John was trying to rush back to the flat before Sherlock woke up. He hadn't wanted to leave him alone, but they had run out of both milk and sugar, both their own and Mrs. Hudson's. She offered to keep an ear out while John shopped. When chaos swirled, there was a great benefit in holding to a few simple unchanging things. Tea was definitely one of those things.
"Funeral March of a Marionette" began blaring from his jacket pocket. Mycroft had been calling since the crash, ordering John to check every possible hiding space, which he was willing to do, and to report everything his younger brother did, which John would not. Some things were just not Mycroft's business.
John fumbled the phone open. "What now?"
"Why is my brother at Heathrow?" Mycroft was not amused. "And why did you feel a desperate need to go to a Tesco instead?"
"What?" couldn't one of the brothers just go from 'a' to 'b', instead of 'a' to 'a suffusion of yellow'? "Sherlock's at the airport?"
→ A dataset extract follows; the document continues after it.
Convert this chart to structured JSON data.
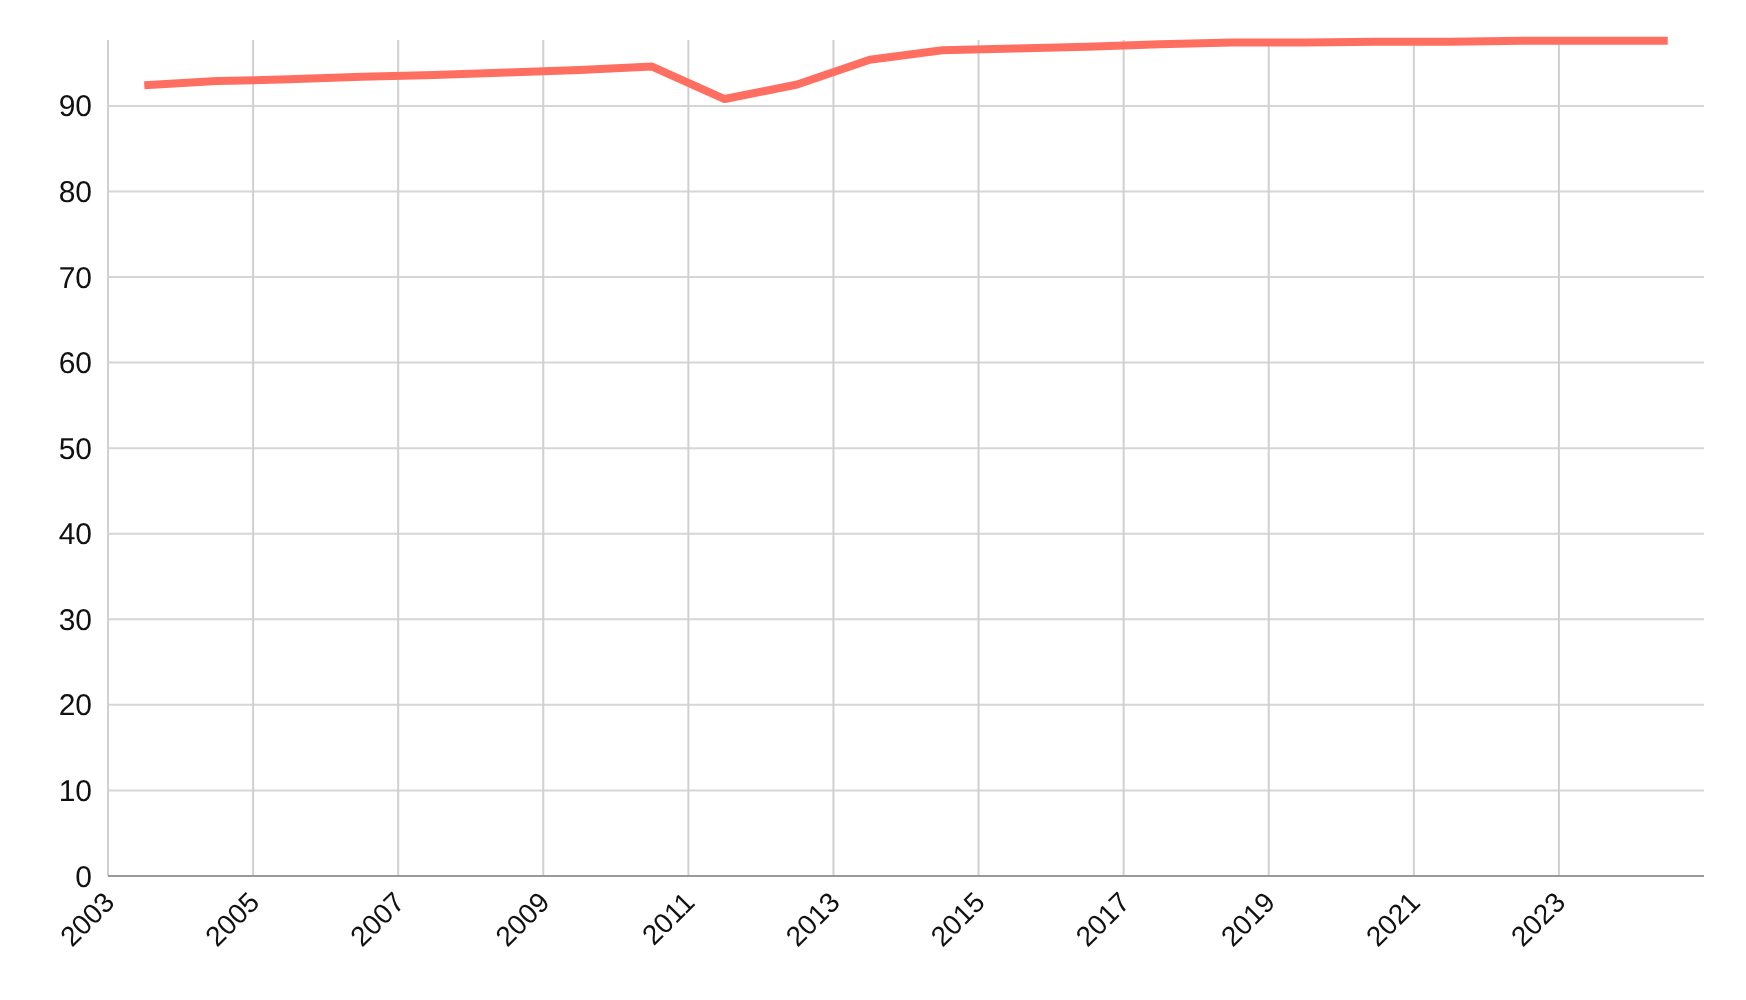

"Yes, John. I'm beginning to wonder if you understand the term 'watch him'. It usually involves actually having visual contact."
John had come around the corner and could now see Mrs. Hudson outside the door of 221, wringing her hands and looking for him. "Do you know where he's trying to go?"
"His flight to Paris is due to take off in ten minutes. You have to go after him, John. Is your passport up to date?"
He handed Mrs. Hudson the bags, clasping her arm momentarily and trying to assure her he had things under control. "Yes. If there's a problem, can't you just hold the plane on the tarmac? Arrest him if all else fails?" He started up the stairs by twos.
There was a long pause. "No one is to know this, John. Do you understand?"
He dug into the satchel of papers he kept by the door. His passport was valid for another two years. He slid it into his inner pocket. "Of course."
"We have reason to believe the passenger manifest from Dr. Hooper's flight is fraudulent. It appears someone replicated the baggage manifest instead."
John froze, rooting in the closet for his overnight bag. "Mycroft, was Molly on that flight or not?"
"We have to assume that she was. The airline is reluctant to let us see the security camera footage that could confirm or deny any of the passengers from that flight. It may take several more hours until enough pressure has been applied for the airline to acquiesce."
He rested his head on the door frame. "You want Sherlock at that end when you find out, don't you?" He shook himself. "I can be ready in ten minutes."
"A plane will be awaiting your arrival. We've booked you into Dr. Hooper's last known hotel. A sum has been transferred into your checking account that should cover any expenses. Find Sherlock, John. This may get very…messy."